Casi no comía nada. No podía dormir, aunque cada vez le costaba más salir de la cama por las mañanas y, cuando finalmente conseguía hacerlo, raras veces se vestía. Iba de la cama al sofá, donde se cubría con un edredón y se ponía el portátil en las rodillas con las cortinas cerradas a cal y canto. La única luz de la habitación era el azul fantasmagórico del monitor.

John no se había dado cuenta de la cantidad de trabajos domésticos que realizaba Amanda hasta que dejó de hacerlos. En el cajón ya no aparecían ropa interior ni calcetines limpios. El montón de las camisas se quedó en la esquina del armario hasta que él las cogió y las llevó a la lavandería.
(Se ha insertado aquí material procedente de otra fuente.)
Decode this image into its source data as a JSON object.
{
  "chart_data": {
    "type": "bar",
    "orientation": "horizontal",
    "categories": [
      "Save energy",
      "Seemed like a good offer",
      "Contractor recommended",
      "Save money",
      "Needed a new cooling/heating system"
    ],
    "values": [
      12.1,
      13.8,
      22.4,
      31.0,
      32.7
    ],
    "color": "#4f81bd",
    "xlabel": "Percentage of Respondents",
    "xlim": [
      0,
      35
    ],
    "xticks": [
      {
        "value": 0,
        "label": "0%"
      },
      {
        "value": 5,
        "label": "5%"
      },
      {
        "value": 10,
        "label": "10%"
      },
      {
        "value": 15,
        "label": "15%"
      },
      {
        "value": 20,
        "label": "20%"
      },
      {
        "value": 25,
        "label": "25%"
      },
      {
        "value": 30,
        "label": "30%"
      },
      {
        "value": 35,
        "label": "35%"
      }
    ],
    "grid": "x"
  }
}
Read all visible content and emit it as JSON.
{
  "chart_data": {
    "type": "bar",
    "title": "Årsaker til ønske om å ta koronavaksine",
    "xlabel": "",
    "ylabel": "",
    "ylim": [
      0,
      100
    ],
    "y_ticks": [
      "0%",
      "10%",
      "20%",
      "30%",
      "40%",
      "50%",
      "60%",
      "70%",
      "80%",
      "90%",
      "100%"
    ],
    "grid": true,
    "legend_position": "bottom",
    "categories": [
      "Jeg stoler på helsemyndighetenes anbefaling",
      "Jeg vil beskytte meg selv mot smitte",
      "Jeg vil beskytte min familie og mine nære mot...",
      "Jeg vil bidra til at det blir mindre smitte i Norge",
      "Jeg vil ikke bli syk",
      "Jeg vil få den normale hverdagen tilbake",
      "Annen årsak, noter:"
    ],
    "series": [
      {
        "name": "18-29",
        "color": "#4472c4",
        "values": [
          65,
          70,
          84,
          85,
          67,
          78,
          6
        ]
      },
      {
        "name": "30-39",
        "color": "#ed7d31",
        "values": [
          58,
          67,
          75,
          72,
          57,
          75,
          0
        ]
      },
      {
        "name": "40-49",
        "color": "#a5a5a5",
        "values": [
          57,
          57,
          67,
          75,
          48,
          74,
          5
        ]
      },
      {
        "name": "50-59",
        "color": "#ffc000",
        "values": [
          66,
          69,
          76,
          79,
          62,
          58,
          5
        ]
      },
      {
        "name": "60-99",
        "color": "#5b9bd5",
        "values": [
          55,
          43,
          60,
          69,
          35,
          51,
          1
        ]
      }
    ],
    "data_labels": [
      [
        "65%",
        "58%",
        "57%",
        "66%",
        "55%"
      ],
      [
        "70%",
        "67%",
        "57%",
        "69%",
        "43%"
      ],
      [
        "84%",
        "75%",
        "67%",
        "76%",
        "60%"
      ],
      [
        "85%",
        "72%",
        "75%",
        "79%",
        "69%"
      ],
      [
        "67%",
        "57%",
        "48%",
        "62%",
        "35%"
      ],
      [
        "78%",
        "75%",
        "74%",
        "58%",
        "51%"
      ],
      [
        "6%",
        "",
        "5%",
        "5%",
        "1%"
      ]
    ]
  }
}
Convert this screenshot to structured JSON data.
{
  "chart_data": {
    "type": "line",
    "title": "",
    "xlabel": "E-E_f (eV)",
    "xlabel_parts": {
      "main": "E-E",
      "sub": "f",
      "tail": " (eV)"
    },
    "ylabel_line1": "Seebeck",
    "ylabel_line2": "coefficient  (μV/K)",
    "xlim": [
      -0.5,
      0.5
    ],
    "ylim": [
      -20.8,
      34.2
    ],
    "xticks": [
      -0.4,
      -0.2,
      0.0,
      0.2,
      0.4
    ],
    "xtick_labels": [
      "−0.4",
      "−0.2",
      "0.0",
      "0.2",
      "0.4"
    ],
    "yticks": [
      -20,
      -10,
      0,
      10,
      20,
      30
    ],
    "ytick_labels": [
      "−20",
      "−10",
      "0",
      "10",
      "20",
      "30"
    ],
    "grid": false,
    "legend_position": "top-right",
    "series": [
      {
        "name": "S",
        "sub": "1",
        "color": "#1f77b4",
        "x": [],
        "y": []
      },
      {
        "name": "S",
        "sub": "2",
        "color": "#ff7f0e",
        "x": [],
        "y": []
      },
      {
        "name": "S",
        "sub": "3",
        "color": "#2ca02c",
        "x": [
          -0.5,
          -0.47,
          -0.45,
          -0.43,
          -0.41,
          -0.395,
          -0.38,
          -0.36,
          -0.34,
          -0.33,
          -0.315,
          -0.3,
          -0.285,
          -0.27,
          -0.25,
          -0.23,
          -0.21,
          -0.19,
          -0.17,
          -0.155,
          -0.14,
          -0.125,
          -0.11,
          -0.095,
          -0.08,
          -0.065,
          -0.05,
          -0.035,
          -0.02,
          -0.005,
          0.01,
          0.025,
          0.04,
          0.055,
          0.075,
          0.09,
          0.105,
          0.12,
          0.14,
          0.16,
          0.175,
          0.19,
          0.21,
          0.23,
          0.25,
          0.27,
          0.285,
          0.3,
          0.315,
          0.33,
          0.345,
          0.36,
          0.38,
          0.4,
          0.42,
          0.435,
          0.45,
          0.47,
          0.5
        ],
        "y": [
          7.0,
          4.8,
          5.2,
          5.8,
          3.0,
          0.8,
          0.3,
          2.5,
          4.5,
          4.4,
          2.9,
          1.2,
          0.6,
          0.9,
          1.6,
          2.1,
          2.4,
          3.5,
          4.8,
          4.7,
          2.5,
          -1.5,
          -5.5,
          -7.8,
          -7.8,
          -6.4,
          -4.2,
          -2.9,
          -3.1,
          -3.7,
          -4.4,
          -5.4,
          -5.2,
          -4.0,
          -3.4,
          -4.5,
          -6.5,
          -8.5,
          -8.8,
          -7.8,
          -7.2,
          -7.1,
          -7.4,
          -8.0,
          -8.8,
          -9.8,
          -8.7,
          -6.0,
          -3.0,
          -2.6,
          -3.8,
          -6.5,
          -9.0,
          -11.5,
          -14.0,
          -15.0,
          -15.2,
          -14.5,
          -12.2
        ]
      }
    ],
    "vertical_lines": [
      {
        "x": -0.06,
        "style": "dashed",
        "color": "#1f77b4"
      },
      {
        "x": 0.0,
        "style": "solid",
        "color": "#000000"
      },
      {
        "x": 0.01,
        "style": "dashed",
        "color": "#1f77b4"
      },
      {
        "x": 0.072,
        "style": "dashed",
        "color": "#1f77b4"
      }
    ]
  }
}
Grasientas telas de araña brotaban por la parte inferior de los muebles y llegaban con sus vaporosos dedos hasta los zócalos. La mesa de la entrada prácticamente había desaparecido bajo enormes montañas de facturas, catálogos y ofertas de tarjetas de crédito. John se había hecho cargo de la cocina hasta cierto punto, pero siempre había pilas de platos sucios en el fregadero y, normalmente, también en la encimera. Llegados a ese punto, los esfuerzos de Amanda se limitaban a vaporizar ambientador Windex en el baño y a darles la vuelta a las toallas si alguien amenazaba con pasar por casa.